WASHINGTON (dpa-AFX) - Crude oil futures ended lower on Wednesday, but the decline was just marginal as data from Energy Information Administration (EIA) showed a drop in U.S. crude stockpiles.
OPEC-led production cuts, the impact of U.S. sanctions on Iran and Venezuela, and disruptions in crude production in Libya due to the ongoing unrest in the country, helped limit oil's decline.
Fairly strong first quarter GDP data from China too supported oil prices.
West Texas Intermediate Crude oil futures for May ended down $0.29, or 0.45%, at $63.76 a barrel.
On Tuesday, crude oil futures for May ended up $0.65, or about 1%, at $64.05 a barrel.
According to the weekly data released by the Energy Information Administration this morning, crude stockpiles in the U.S. dropped by 1.4 million barrels in the week ended April 12, slightly more than the expected fall.
The EIA data also showed a 1.17 million barrels drop in gasoline inventories last week. The fall, however, was much less than an expected decline of about 2.13 million barrels.
Meanwhile, distillate stockpiles declined by a marginal 0.36 million barrels last weak.
A report released by the American Petroleum Institute late Tuesday showed that U.S. crude inventories fell by 3.1 million barrels in the week ended April 12, compared with analysts' expectations for an increase of 1.7 million barrels.
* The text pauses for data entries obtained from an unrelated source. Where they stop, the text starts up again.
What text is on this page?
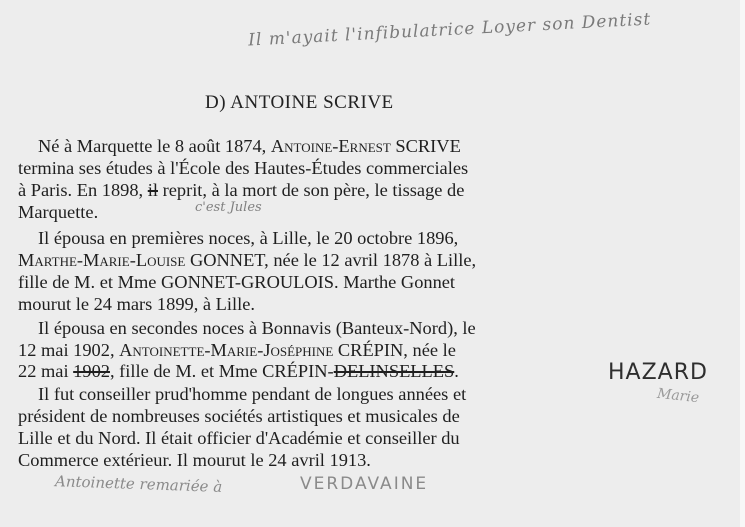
Il m'ayait l'infibulatrice Loyer son Dentist
D) ANTOINE SCRIVE
Né à Marquette le 8 août 1874, Antoine-Ernest SCRIVE
termina ses études à l'École des Hautes-Études commerciales
à Paris. En 1898, il reprit, à la mort de son père, le tissage de
Marquette.	c'est Jules
Il épousa en premières noces, à Lille, le 20 octobre 1896,
Marthe-Marie-Louise GONNET, née le 12 avril 1878 à Lille,
fille de M. et Mme GONNET-GROULOIS. Marthe Gonnet
mourut le 24 mars 1899, à Lille.
Il épousa en secondes noces à Bonnavis (Banteux-Nord), le
12 mai 1902, Antoinette-Marie-Joséphine CRÉPIN, née le
22 mai 1902, fille de M. et Mme CRÉPIN-DELINSELLES.	HAZARD
Marie
Il fut conseiller prud'homme pendant de longues années et
président de nombreuses sociétés artistiques et musicales de
Lille et du Nord. Il était officier d'Académie et conseiller du
Commerce extérieur. Il mourut le 24 avril 1913.
Antoinette remariée à	VERDAVAINE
In economic news from China, GDP grew an annual 6.4% in the first quarter of 2019, unchanged from the fourth quarter and beating forecasts for 6.3%.
Retail sales climbed 8.7% year-on-year in March - beating expectations for an increase of 8.4% and up from 8.2%.
Fixed asset investment rose 6.3% in the first quarter, in line with expectations and up from 6.1% in the previous quarter.